Managing traffic in the skies

Project Wing recently took part in a series of nationwide trials conducted by NASA and the FAA to examine how to control the growing number of unmanned aerial systems (UAS) in the sky. For several years, Wing and other companies are likely to have parks with thousands of UAS in the air at the same time, so we need systems that can dynamically direct UAS not only around each other, but also around manned aircraft, buildings, terrain, weather and special events.

As part of these tests, we demonstrated Project Wing’s UTM (UAS Air Traffic Management) platform at the FAA test site run by the Virginia Tech Mid-Atlantic Aviation Partnership (MAAP). We’re no strangers to Virginia Tech, having delivered hundreds of lunches to hungry students and employees during our first autonomous delivery flights in the U.S last September.

During yesterday’s tests, we showed that our traffic management platform can manage the complex flight paths of multiple UAS at the same time. This is an important step that paves the way to a future where many UAS operators can fly safely together. It also makes it possible for a single operator — a person or organization — to fly multiple aircraft simultaneously.

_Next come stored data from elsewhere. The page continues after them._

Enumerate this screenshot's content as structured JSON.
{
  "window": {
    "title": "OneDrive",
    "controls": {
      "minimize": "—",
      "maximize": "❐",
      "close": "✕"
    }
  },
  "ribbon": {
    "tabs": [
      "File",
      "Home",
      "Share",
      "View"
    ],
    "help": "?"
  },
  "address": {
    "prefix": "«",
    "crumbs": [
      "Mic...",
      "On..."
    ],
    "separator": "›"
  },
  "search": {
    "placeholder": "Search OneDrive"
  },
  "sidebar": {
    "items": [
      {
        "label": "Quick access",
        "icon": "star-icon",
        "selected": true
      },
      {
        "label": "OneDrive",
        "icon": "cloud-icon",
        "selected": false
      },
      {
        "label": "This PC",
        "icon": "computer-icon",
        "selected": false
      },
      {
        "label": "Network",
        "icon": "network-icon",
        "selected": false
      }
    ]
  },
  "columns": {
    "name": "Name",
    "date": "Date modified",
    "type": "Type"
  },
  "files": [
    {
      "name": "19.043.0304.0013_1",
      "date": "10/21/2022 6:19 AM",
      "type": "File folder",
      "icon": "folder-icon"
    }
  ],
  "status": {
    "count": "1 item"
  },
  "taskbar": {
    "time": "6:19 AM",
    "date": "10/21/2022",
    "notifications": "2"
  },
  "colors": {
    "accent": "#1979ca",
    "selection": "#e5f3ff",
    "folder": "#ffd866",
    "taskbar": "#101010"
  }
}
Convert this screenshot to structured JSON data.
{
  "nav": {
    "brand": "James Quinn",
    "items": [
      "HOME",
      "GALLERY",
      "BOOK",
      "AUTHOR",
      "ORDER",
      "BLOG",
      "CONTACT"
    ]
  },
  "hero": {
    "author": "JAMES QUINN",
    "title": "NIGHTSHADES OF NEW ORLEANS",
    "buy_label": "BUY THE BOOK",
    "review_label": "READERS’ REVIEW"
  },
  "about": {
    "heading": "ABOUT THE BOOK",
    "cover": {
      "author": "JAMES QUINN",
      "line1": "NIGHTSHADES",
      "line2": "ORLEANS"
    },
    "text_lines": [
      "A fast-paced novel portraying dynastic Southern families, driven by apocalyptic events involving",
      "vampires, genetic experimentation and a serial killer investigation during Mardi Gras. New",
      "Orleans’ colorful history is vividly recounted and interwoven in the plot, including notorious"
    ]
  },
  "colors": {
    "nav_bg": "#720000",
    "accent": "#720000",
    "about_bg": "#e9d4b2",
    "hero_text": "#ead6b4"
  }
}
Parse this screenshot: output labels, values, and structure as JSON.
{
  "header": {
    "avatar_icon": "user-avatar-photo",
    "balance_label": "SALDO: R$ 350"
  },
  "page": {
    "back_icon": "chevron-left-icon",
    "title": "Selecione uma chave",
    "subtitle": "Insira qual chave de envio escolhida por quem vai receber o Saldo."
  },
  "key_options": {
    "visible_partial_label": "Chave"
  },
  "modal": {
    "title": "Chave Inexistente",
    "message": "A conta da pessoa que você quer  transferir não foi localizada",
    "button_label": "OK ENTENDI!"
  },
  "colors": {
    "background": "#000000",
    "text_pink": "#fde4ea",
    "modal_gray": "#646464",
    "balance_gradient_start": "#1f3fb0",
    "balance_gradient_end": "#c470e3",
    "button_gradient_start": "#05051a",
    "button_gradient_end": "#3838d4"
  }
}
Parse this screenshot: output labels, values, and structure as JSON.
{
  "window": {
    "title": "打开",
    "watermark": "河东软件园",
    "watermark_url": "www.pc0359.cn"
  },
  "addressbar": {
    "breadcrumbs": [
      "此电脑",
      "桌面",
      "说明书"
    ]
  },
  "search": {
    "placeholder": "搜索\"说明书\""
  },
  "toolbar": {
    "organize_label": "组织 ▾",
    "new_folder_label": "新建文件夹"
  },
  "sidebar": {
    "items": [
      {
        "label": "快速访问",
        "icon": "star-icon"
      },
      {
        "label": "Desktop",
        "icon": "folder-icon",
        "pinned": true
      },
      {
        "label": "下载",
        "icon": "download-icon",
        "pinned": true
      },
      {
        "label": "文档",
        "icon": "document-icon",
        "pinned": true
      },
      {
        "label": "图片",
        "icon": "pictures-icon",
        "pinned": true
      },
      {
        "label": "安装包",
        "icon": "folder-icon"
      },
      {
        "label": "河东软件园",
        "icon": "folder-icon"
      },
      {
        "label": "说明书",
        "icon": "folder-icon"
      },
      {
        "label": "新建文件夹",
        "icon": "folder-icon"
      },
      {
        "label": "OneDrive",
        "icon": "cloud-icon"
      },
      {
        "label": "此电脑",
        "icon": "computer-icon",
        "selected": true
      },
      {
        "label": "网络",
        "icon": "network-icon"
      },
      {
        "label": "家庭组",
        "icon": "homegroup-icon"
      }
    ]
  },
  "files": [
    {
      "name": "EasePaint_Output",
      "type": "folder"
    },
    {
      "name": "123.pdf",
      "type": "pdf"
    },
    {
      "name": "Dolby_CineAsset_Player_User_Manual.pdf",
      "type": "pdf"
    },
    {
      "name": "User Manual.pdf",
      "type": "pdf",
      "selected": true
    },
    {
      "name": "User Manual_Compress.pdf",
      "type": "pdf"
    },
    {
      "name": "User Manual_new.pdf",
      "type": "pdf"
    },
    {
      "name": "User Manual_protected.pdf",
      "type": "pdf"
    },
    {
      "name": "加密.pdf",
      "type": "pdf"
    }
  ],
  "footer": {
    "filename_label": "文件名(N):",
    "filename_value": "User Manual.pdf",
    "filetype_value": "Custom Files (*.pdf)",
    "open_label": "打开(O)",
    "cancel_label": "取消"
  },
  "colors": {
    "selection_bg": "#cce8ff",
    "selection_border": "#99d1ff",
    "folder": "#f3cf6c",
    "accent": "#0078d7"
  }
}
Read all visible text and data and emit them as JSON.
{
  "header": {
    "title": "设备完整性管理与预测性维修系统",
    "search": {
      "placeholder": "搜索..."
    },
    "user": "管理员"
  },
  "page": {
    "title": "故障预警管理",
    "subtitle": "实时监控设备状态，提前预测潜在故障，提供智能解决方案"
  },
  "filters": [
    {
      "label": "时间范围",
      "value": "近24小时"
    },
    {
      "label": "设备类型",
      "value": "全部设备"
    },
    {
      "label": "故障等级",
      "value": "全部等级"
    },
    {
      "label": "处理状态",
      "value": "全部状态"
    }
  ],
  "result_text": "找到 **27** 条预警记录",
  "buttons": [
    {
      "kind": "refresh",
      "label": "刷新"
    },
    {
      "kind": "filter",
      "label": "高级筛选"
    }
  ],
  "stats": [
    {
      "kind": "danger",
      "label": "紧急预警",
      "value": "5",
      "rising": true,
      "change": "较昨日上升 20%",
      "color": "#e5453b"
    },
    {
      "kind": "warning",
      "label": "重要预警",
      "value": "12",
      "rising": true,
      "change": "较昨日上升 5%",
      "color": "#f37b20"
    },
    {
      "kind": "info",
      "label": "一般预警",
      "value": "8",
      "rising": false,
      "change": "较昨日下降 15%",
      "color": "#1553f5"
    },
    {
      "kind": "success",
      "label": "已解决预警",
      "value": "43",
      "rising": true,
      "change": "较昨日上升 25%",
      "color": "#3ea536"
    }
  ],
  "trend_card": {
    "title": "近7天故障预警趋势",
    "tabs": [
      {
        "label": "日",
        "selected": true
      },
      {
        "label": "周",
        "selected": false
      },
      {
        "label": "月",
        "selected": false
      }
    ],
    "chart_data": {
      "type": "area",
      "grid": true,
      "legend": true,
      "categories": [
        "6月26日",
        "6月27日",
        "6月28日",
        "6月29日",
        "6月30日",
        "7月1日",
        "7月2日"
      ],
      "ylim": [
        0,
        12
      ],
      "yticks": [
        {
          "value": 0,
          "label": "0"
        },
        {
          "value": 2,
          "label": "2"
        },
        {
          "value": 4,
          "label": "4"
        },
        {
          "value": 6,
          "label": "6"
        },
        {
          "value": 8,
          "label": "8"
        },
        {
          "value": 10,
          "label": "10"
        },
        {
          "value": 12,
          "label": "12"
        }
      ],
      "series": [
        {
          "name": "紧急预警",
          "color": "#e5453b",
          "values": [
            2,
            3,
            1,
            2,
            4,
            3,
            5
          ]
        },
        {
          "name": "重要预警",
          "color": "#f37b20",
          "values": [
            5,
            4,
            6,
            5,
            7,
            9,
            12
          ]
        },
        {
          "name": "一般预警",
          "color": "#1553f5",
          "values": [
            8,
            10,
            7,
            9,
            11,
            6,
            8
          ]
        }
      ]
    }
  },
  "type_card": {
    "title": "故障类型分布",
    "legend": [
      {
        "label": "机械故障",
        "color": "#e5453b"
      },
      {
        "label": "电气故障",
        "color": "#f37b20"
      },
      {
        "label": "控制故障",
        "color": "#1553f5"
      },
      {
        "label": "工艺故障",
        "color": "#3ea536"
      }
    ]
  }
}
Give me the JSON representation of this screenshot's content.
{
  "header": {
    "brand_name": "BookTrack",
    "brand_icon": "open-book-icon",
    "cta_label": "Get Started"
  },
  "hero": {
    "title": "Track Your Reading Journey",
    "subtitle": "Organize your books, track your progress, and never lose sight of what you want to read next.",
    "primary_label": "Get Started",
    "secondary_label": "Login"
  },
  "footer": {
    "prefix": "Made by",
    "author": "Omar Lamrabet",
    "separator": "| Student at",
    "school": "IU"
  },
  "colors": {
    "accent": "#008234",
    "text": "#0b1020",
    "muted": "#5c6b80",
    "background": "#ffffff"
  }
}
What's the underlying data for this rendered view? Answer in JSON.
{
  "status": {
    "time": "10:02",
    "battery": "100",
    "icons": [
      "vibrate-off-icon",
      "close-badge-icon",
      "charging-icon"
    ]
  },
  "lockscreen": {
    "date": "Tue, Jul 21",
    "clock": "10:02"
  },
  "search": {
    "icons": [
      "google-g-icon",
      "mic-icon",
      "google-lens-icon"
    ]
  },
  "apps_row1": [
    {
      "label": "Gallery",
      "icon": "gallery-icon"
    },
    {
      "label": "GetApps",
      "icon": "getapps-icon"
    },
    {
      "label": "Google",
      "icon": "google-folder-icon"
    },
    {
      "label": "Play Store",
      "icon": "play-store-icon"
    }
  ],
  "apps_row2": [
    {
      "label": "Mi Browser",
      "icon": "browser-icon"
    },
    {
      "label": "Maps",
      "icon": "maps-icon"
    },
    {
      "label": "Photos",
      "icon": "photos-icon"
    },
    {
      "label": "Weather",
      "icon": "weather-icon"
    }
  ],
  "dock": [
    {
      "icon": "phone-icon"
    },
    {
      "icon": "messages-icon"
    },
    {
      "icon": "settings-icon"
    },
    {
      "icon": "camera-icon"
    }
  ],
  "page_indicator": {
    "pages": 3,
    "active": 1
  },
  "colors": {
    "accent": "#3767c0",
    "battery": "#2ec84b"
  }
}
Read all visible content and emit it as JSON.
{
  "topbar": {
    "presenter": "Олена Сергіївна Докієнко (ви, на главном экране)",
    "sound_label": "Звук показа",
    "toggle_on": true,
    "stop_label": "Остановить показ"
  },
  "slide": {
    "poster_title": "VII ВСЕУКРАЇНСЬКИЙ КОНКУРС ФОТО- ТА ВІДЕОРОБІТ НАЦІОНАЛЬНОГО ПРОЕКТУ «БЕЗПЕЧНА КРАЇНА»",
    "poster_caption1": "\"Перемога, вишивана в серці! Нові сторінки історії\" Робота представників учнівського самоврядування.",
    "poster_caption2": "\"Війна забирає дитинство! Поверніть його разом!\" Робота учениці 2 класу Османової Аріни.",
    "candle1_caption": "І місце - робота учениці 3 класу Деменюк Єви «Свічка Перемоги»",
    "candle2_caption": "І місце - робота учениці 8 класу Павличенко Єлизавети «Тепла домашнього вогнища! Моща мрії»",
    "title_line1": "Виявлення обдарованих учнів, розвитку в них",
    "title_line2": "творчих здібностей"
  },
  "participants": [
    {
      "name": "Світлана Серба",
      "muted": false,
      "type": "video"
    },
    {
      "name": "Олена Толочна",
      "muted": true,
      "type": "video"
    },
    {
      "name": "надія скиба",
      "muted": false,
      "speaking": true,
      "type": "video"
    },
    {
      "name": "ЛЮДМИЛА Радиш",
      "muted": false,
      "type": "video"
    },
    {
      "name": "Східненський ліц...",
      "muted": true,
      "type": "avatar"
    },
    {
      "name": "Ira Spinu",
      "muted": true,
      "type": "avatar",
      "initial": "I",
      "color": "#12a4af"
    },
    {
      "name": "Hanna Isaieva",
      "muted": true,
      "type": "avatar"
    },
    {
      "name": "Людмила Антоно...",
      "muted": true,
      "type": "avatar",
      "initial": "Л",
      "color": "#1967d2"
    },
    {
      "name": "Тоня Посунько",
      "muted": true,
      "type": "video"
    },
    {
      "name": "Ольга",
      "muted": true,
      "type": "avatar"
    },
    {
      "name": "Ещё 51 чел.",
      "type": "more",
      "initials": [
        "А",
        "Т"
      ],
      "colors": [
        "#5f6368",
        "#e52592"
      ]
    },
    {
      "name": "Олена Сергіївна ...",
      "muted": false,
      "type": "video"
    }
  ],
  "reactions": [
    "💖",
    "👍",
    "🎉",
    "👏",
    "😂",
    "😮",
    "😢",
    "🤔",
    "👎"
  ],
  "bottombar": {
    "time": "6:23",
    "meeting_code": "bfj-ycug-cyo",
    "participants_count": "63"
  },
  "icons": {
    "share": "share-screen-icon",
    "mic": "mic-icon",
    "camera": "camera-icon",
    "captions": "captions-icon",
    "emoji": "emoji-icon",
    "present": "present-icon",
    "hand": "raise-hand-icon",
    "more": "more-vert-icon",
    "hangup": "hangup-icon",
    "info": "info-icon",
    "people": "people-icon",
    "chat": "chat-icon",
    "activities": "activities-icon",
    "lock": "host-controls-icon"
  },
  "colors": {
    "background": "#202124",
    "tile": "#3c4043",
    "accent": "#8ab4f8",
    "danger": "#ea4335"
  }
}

Our testing featured 3 Wing aircraft, flown by a single Wing operator, performing package pickup and delivery missions at the same time and in the same area that two Intel Aero Ready to Fly Drones (operated by Intel directly over LTE) and a DJI Inspire, operated by MAAP, were conducting automated search and rescue missions. Operators have historically had to steer their aircraft away from obstacles manually; instead, we demonstrated yesterday that our UTM platform can automatically manage the flight paths of all these different types of UAS, planning new, clear routes for each aircraft if and when conflicts arise.

Developing our UTM platform

To enable operators — both from Project Wing and from other organizations — to safely manage fleets of drones, we’ve focused our efforts so far on developing the following core elements of our UTM platform:

  • Real-time route planning for UAS that are flying in the same area
  • Notifications to alert operators of any unexpected changes in the aircraft or route during flight
  • Airspace notifications that allow operators to avoid FAA no-fly zones and safety-sensitive areas (for example: forest fires). An airspace restriction that we simulated as part of our testing is shown below.

To build a safe and scalable UTM platform, we’re drawing on our Google heritage. Google Maps, Earth, and Street View have helped us create a detailed understanding of the world — including the buildings, roads, trees, and other terrain — that UAS need to navigate safely. In addition, Google’s cloud computing infrastructure will enable our UTM to support millions of routes, process decisions in fractions of a second, and deliver the reliability that’s critical for managing aircraft.

Next steps

In the coming months, we’ll continue to refine our UTM platform’s ability to support more simultaneous flights and navigate environments of greater complexity. We’ll continue to work with other UAS operators and manufacturers to understand more deeply what functionality we should offer, and we’re building our platform to be interoperable with other UTM systems. We’re also committed to continuing conversations with those who have an interest in knowing what UAS are flying in their community, so we can develop “good neighbor” features that keep everyone informed and comfortable.

We’re continuing to work hard to make UAS delivery a reality, transporting goods through the sky in a way that’s inexpensive, fast, and environmentally sensitive. Yesterday’s tests showed that an important foundational technology is making good progress, and we look forward to updating you on additional tests in the coming months.